Luck hasn't exactly been your middle name of late, she reminded herself. Her only hope of making it through this day was to set aside her feelings. There would be time enough to examine those. For now, the best thing she could do was to act and react, and leave the thinking--and the feeling--for tomorrow.

CHAPTER THIRTY
 

The cab rounded the last S-curve before the estate. Heart racing, Miriam waited for the villa to come into view. Even had the place still been hers, she reminded herself, she could not afford to park so much as a dog in the driveway. It took wealth to maintain an estate, not just income--all of which was moot, since she had neither. Her uncle had kept the place immaculate. The lawn was always manicured, the chestnut that shaded the west chimney pruned, the ivy that covered the gate and guardwall-ironwork trimmed. There never seemed to be an end to the work that needed to be done. The east wall re-grouted, the trim of the front-door canopy touched up. Always something.

The cab stopped and she stepped out. While Solomon paid the driver, she walked over to the east gate and gripped the bars, inhaling the richness of newly mown grass. The place was even more beautiful than she remembered. There was so much to the villa she had taken for granted. Red-and-black brickwork graced each corner and set off the entryways. The wrought-iron grills over the windows nicely contrasted with the limestone. The black, red, and gold cobblestones in the crescent-shaped driveway had been chosen to match the colors of the Weimar Republic.

She remembered the wording of Uncle's will.
Meine Vorfahren und ich selbst haben sich von deutschem Boden und deutschem Geistgenärt
...my forefathers and I myself have nourished ourselves from German earth and spirit...
should death of inheritee occur before liquidation of my estate, the grounds and buildings shall revert to the German people, to serve as a showplace for art and artifacts by Germans of Jewish descent....

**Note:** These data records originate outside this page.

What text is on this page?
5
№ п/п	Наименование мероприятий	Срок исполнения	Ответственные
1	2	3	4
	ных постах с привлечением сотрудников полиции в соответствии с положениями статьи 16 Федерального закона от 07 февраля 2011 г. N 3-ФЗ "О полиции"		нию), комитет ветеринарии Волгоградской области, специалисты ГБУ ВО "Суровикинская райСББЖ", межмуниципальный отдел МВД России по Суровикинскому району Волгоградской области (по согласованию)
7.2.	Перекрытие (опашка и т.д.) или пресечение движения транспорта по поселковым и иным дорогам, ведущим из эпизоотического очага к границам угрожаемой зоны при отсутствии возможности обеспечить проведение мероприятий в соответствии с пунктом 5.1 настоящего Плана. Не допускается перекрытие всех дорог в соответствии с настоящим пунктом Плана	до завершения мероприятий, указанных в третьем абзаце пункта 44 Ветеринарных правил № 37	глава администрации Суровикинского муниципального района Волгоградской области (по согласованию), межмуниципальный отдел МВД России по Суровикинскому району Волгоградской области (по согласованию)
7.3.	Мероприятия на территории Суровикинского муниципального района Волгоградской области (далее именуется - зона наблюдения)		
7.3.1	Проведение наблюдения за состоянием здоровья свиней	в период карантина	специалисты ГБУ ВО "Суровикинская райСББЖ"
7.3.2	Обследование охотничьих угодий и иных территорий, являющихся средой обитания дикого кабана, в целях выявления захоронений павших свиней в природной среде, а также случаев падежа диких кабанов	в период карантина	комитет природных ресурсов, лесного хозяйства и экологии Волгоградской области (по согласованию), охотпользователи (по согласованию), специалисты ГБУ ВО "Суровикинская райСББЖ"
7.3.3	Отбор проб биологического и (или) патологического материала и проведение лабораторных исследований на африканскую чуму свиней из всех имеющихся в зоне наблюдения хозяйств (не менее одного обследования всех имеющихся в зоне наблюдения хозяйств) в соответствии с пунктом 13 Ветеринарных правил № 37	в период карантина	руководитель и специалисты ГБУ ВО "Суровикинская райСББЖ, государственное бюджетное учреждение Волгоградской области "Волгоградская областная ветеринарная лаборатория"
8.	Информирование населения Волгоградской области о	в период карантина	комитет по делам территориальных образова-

On the roof, a man in a carpenter's apron hoisted a flag from the flagpole on the southeastern turret. The cloth unfurled in the breeze.

Red, with a white circle and a black swastika.

"Take that down!" Shaking the gate, she thrust an arm between the bars. "You hear me, you bastard? Take it down!"

She dug into her handbag for the keys to the estate and tried each of them in the lock. None worked.

"Stop it, Miri." Sol took hold of her arm. "They are not going to fit. You can be sure they've changed all the locks." He pointed toward two workmen opening the western gate for an army truck. "If someone sees you, we could be turned in."

"Turned in? This is
my
home!"

"This
was
your home!"

Furious, Miriam shrugged off his hand and hurled the keys through the bars of the gate. They clinked as they landed.

Covering her mouth with her hand, she watched a tar sprayer enter the other gate and move along the driveway, suffusing the air with stench. A yellow steamroller with a puffing exhaust followed, its driver waving frantically and shouting invectives at the workmen as if he were in charge of smoothing out the broad boulevard of the Unter den Linden during rush hour.